Nexus Omnibus, Vol. 2 (Dark Horse, ebook, 423pp; Dark Horse app purchase), written by Mike Baron with most artwork by Steve Rude, collects issues 12 to 25 of the original series from First Comics. They continue the comic’s odd mix of high seriousness and low humour. The former: the punishment of genocidal maniacs, as super-powered Nexus puts to death the mass murderers of whom he mysteriously dreams. An example of the latter: the ongoing adventures of Clonezone the Hilariator, a terrible Catskills-style comedian who travels the galaxy from one crummy gig to another, always in hope of making it big.

In this volume the main storyline goes in a number of interesting directions. The dreams get too much for Nexus and he has surgery to blank them out, leading to him live like the guys from Men Behaving Badly, only with more smashing of televisions and accidental deaths. Nexus’s girlfriend gets fed up with him and leaves their home planet Ylum to establish a spaceship factory on Mars. When Nexus’s powers are finally restored, his nightmares will bring him to our own solar system.

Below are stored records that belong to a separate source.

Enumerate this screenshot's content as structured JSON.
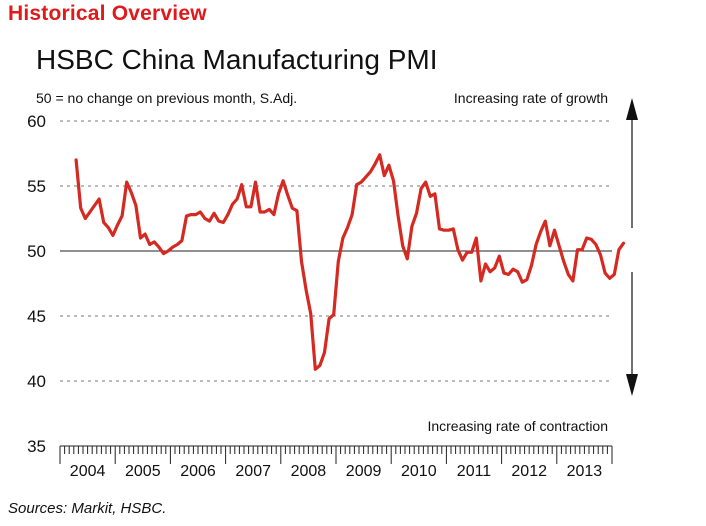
{
  "header": {
    "section": "Historical Overview"
  },
  "footer": {
    "source": "Sources: Markit, HSBC."
  },
  "colors": {
    "accent": "#e0191a",
    "line": "#d42a22"
  },
  "chart_data": {
    "type": "line",
    "title": "HSBC China Manufacturing PMI",
    "subtitle": "50 = no change on previous month, S.Adj.",
    "annotations": {
      "top": "Increasing rate of growth",
      "bottom": "Increasing rate of contraction"
    },
    "ylim": [
      35,
      60
    ],
    "yticks": [
      35,
      40,
      45,
      50,
      55,
      60
    ],
    "reference_line": 50,
    "grid": "dashed horizontal",
    "xlabels": [
      "2004",
      "2005",
      "2006",
      "2007",
      "2008",
      "2009",
      "2010",
      "2011",
      "2012",
      "2013"
    ],
    "x_start": "2004-04",
    "x_end": "2013-12",
    "series": [
      {
        "values": [
          57.0,
          53.3,
          52.5,
          53.0,
          53.5,
          54.0,
          52.2,
          51.8,
          51.2,
          52.0,
          52.7,
          55.3,
          54.5,
          53.5,
          51.0,
          51.3,
          50.5,
          50.7,
          50.3,
          49.8,
          50.0,
          50.3,
          50.5,
          50.8,
          52.7,
          52.8,
          52.8,
          53.0,
          52.5,
          52.3,
          52.9,
          52.3,
          52.2,
          52.8,
          53.6,
          54.0,
          55.1,
          53.4,
          53.4,
          55.3,
          53.0,
          53.0,
          53.2,
          52.8,
          54.4,
          55.4,
          54.3,
          53.3,
          53.1,
          49.2,
          47.0,
          45.2,
          40.9,
          41.2,
          42.2,
          44.8,
          45.1,
          49.2,
          51.0,
          51.8,
          52.8,
          55.1,
          55.3,
          55.7,
          56.1,
          56.7,
          57.4,
          55.8,
          56.6,
          55.4,
          52.7,
          50.4,
          49.4,
          51.9,
          52.9,
          54.8,
          55.3,
          54.2,
          54.4,
          51.7,
          51.6,
          51.6,
          51.7,
          50.1,
          49.3,
          49.9,
          49.9,
          51.0,
          47.7,
          49.0,
          48.4,
          48.7,
          49.6,
          48.3,
          48.2,
          48.6,
          48.4,
          47.6,
          47.8,
          48.9,
          50.5,
          51.5,
          52.3,
          50.4,
          51.6,
          50.4,
          49.2,
          48.2,
          47.7,
          50.1,
          50.1,
          51.0,
          50.9,
          50.5,
          49.7,
          48.3,
          47.9,
          48.2,
          50.1,
          50.6
        ]
      }
    ]
  }
}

I wish I could have read this book in Comixology’s app. Dark Horse do deserve respect for not joining the rush to hand the entire comics industry over to one distributor, but using their apps is a struggle. The iPad app crashes if the device isn’t connected to the internet, it took months for this purchase to show up on there, and even then the app couldn’t complete the download without crashing. The Android app downloaded the book, but the guided panel view is unhelpful, an unnecessarily huge swipe is required to turn the page, there are no options for blanking out the panels not currently focused on, and it hangs for a second before flipping.

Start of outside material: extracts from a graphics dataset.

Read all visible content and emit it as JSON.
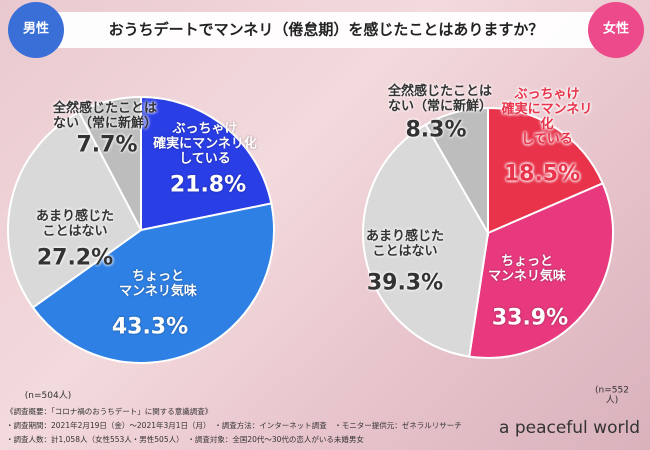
{
  "title": "おうちデートでマンネリ（倦怠期）を感じたことはありますか？",
  "chart_data": [
    {
      "type": "pie",
      "label": "男性",
      "sample": "(n=504人)",
      "categories": [
        "ぶっちゃけ\n確実にマンネリ化\nしている",
        "ちょっと\nマンネリ気味",
        "あまり感じた\nことはない",
        "全然感じたことは\nない（常に新鮮）"
      ],
      "values": [
        21.8,
        43.3,
        27.2,
        7.7
      ],
      "value_labels": [
        "21.8%",
        "43.3%",
        "27.2%",
        "7.7%"
      ],
      "colors": [
        "#2a3ee6",
        "#2f80e4",
        "#d9d9d9",
        "#bdbdbd"
      ]
    },
    {
      "type": "pie",
      "label": "女性",
      "sample": "(n=552人)",
      "categories": [
        "ぶっちゃけ\n確実にマンネリ化\nしている",
        "ちょっと\nマンネリ気味",
        "あまり感じた\nことはない",
        "全然感じたことは\nない（常に新鮮）"
      ],
      "values": [
        18.5,
        33.9,
        39.3,
        8.3
      ],
      "value_labels": [
        "18.5%",
        "33.9%",
        "39.3%",
        "8.3%"
      ],
      "colors": [
        "#e8334a",
        "#e8397f",
        "#d9d9d9",
        "#bdbdbd"
      ]
    }
  ],
  "notes": [
    "《調査概要：「コロナ禍のおうちデート」に関する意識調査》",
    "・調査期間：2021年2月19日（金）〜2021年3月1日（月）　・調査方法：インターネット調査　・モニター提供元：ゼネラルリサーチ",
    "・調査人数：計1,058人（女性553人・男性505人）　・調査対象：全国20代〜30代の恋人がいる未婚男女"
  ],
  "brand": "a peaceful world"
}
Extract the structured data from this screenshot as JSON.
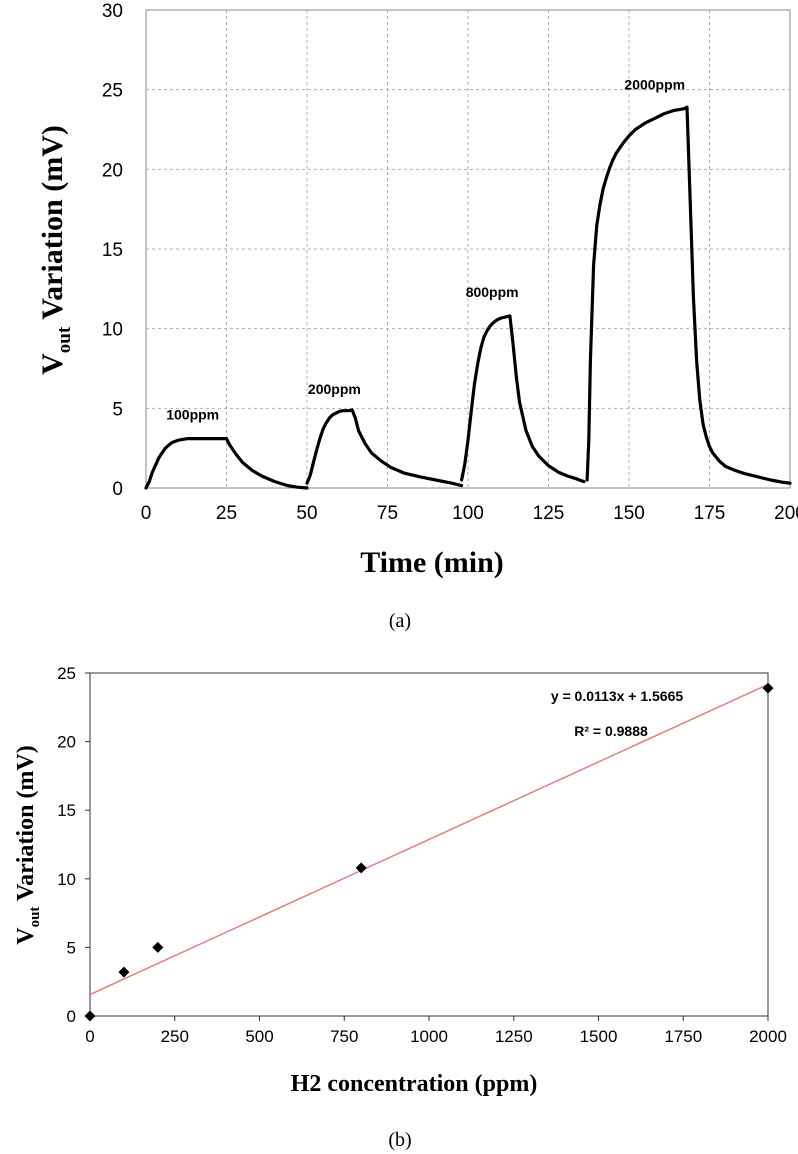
{
  "chart_data": [
    {
      "type": "line",
      "caption": "(a)",
      "xlabel": "Time (min)",
      "ylabel_main": "V",
      "ylabel_sub": "out",
      "ylabel_rest": " Variation (mV)",
      "xlim": [
        0,
        200
      ],
      "ylim": [
        0,
        30
      ],
      "xticks": [
        "0",
        "25",
        "50",
        "75",
        "100",
        "125",
        "150",
        "175",
        "200"
      ],
      "yticks": [
        "0",
        "5",
        "10",
        "15",
        "20",
        "25",
        "30"
      ],
      "grid": "dashed",
      "series": [
        {
          "color": "#000000",
          "x": [
            0,
            1,
            2,
            4,
            6,
            8,
            10,
            13,
            16,
            20,
            24,
            25,
            26,
            28,
            30,
            33,
            36,
            40,
            44,
            47,
            50
          ],
          "y": [
            0.0,
            0.4,
            1.0,
            1.9,
            2.5,
            2.85,
            3.0,
            3.1,
            3.1,
            3.1,
            3.1,
            3.1,
            2.7,
            2.1,
            1.6,
            1.1,
            0.75,
            0.4,
            0.15,
            0.05,
            0.0
          ]
        },
        {
          "color": "#000000",
          "x": [
            50,
            51,
            52,
            53,
            54,
            55,
            56,
            57,
            58,
            59,
            60,
            61,
            62,
            63,
            64,
            65,
            66,
            68,
            70,
            73,
            76,
            80,
            85,
            90,
            95,
            98
          ],
          "y": [
            0.3,
            0.8,
            1.6,
            2.4,
            3.1,
            3.7,
            4.1,
            4.4,
            4.6,
            4.7,
            4.8,
            4.85,
            4.85,
            4.85,
            4.9,
            4.4,
            3.6,
            2.8,
            2.2,
            1.7,
            1.3,
            0.95,
            0.7,
            0.5,
            0.3,
            0.15
          ]
        },
        {
          "color": "#000000",
          "x": [
            98,
            99,
            100,
            101,
            102,
            103,
            104,
            105,
            106,
            107,
            108,
            109,
            110,
            111,
            112,
            113,
            114,
            115,
            116,
            118,
            120,
            122,
            125,
            128,
            131,
            134,
            136
          ],
          "y": [
            0.5,
            1.5,
            3.0,
            4.8,
            6.5,
            7.8,
            8.8,
            9.5,
            9.9,
            10.2,
            10.4,
            10.55,
            10.65,
            10.7,
            10.75,
            10.8,
            9.0,
            7.0,
            5.4,
            3.6,
            2.6,
            2.0,
            1.4,
            1.0,
            0.75,
            0.55,
            0.4
          ]
        },
        {
          "color": "#000000",
          "x": [
            137,
            137.5,
            138,
            139,
            140,
            141,
            142,
            143,
            144,
            145,
            146,
            148,
            150,
            152,
            155,
            158,
            161,
            164,
            167,
            168,
            169,
            170,
            171,
            172,
            173,
            174,
            175,
            176,
            178,
            180,
            183,
            186,
            190,
            194,
            198,
            200
          ],
          "y": [
            0.5,
            3.0,
            8.0,
            14.0,
            16.5,
            17.8,
            18.8,
            19.5,
            20.1,
            20.6,
            21.0,
            21.6,
            22.1,
            22.5,
            22.9,
            23.2,
            23.5,
            23.7,
            23.8,
            23.9,
            18.0,
            12.0,
            8.0,
            5.5,
            4.0,
            3.2,
            2.6,
            2.2,
            1.7,
            1.35,
            1.1,
            0.9,
            0.7,
            0.5,
            0.35,
            0.3
          ]
        }
      ],
      "annotations": [
        {
          "text": "100ppm",
          "x": 14.5,
          "y": 4.3
        },
        {
          "text": "200ppm",
          "x": 58.5,
          "y": 5.9
        },
        {
          "text": "800ppm",
          "x": 107.5,
          "y": 12.0
        },
        {
          "text": "2000ppm",
          "x": 158,
          "y": 25.0
        }
      ]
    },
    {
      "type": "scatter",
      "caption": "(b)",
      "xlabel": "H2 concentration (ppm)",
      "ylabel_main": "V",
      "ylabel_sub": "out",
      "ylabel_rest": " Variation (mV)",
      "xlim": [
        0,
        2000
      ],
      "ylim": [
        0,
        25
      ],
      "xticks": [
        "0",
        "250",
        "500",
        "750",
        "1000",
        "1250",
        "1500",
        "1750",
        "2000"
      ],
      "yticks": [
        "0",
        "5",
        "10",
        "15",
        "20",
        "25"
      ],
      "grid": "none",
      "points": {
        "x": [
          0,
          100,
          200,
          800,
          2000
        ],
        "y": [
          0,
          3.2,
          5.0,
          10.8,
          23.9
        ]
      },
      "trendline": {
        "slope": 0.0113,
        "intercept": 1.5665,
        "color": "#e08080"
      },
      "equation": "y = 0.0113x + 1.5665",
      "r2": "R² = 0.9888"
    }
  ]
}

Despite those off-putting problems, I enjoyed the book. Mike Baron’s writing here has a sour flavour, seeming to find its source in anger and frustration rather than joy or pleasure, but that gives it a unique feel. It’s a book about consequences, whether it’s Nexus giving retribution for almost-forgotten sins, or the surviving children of his victims vowing to seek out and punish him in their turn, and as consequences accumulate it becomes very grim. The bursts of zany humour didn’t click with me at all, especially when mixed with stories featuring murder and abuse. The book’s biggest flaw is the interpolation of the painfully unfunny Tales from the Clonezone backup strips, which break the more consistent mood of the Nexus adventures. Getting through its eight pages was never anything less than a trial, nobly endured to reach the next episode of Nexus.

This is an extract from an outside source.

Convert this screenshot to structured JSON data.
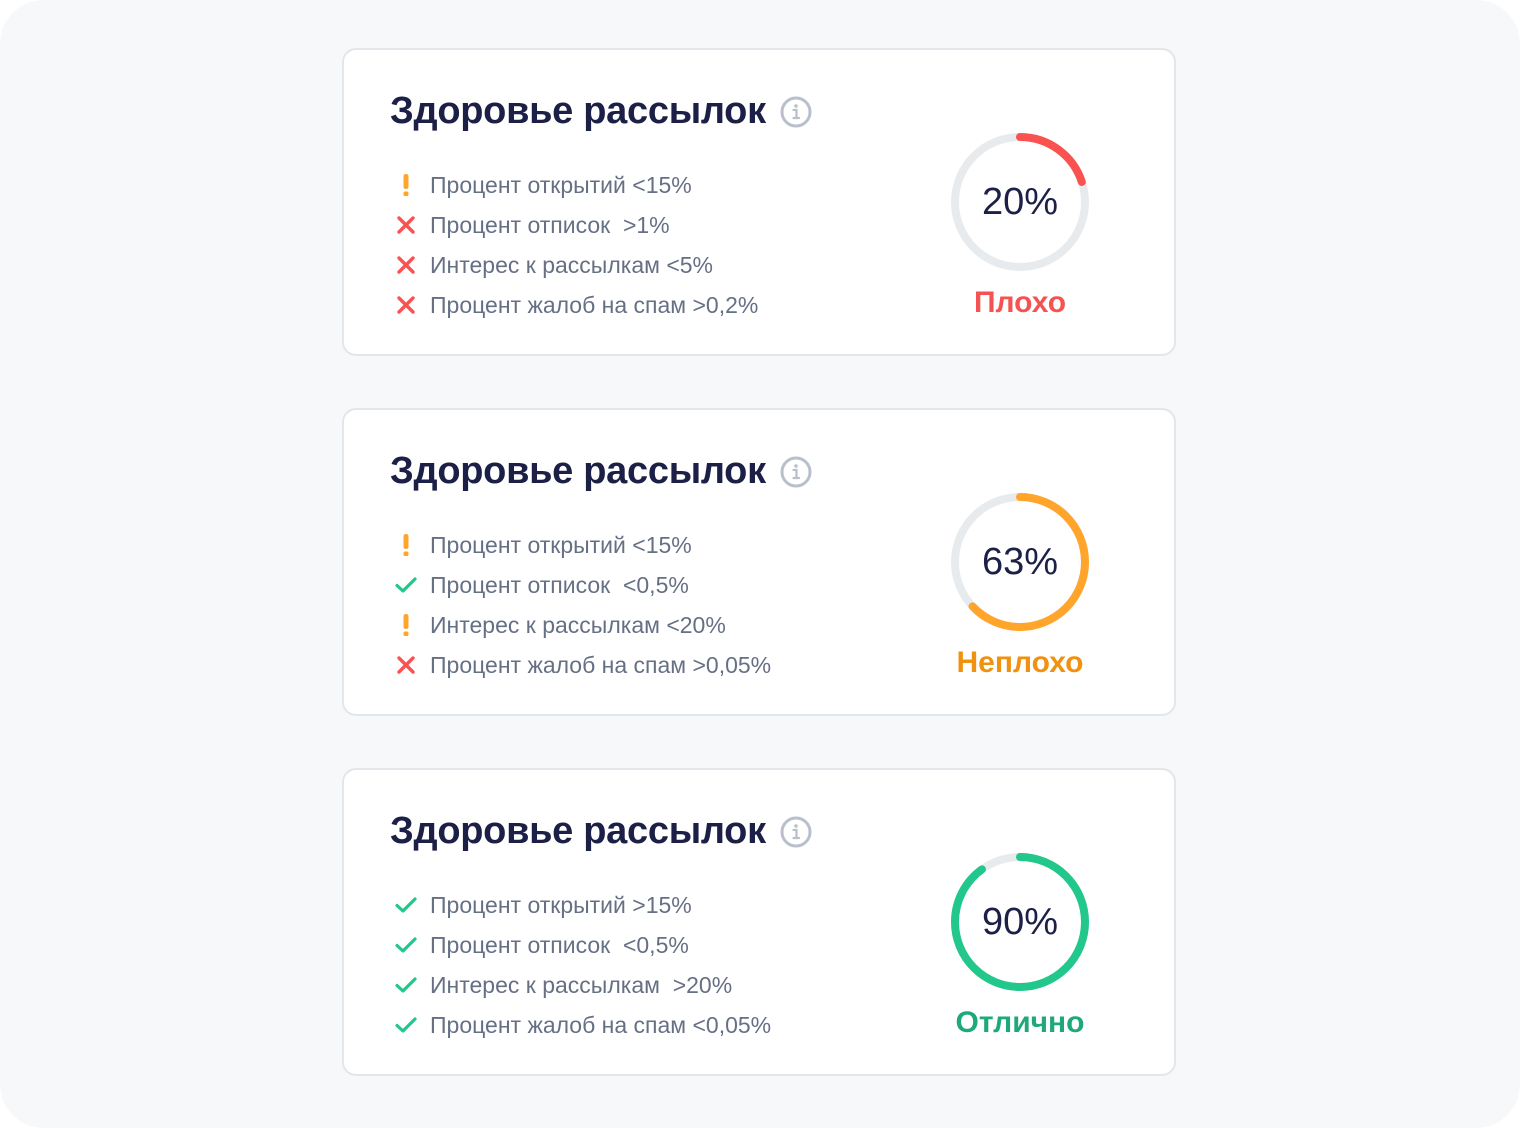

The artwork is where the book shines. The stylish pencils on the main strip are by Steve Rude, with inks by Eric Shanower and John Nyberg, while Shanower, Mark A. Nelson, Hilary Barta and Keith Giffen pencil backups and fill-ins. Despite the many hands at work, the style is consistent, striking page and panel design always a major feature. Perspectives constantly change and aliens look truly bizarre. Artistry is evident on every page, not least in Les Dorscheid’s subtly shaded colours; the Marvel and DC colouring of the period looks rudimentary in comparison.

Overall, recommended, but buy it in print – not often you’ll hear me say that! – and skip the Clonezone stories till you’ve read the rest. They rarely feed back into the Nexus stories, and you’ll resent them much less as an extra.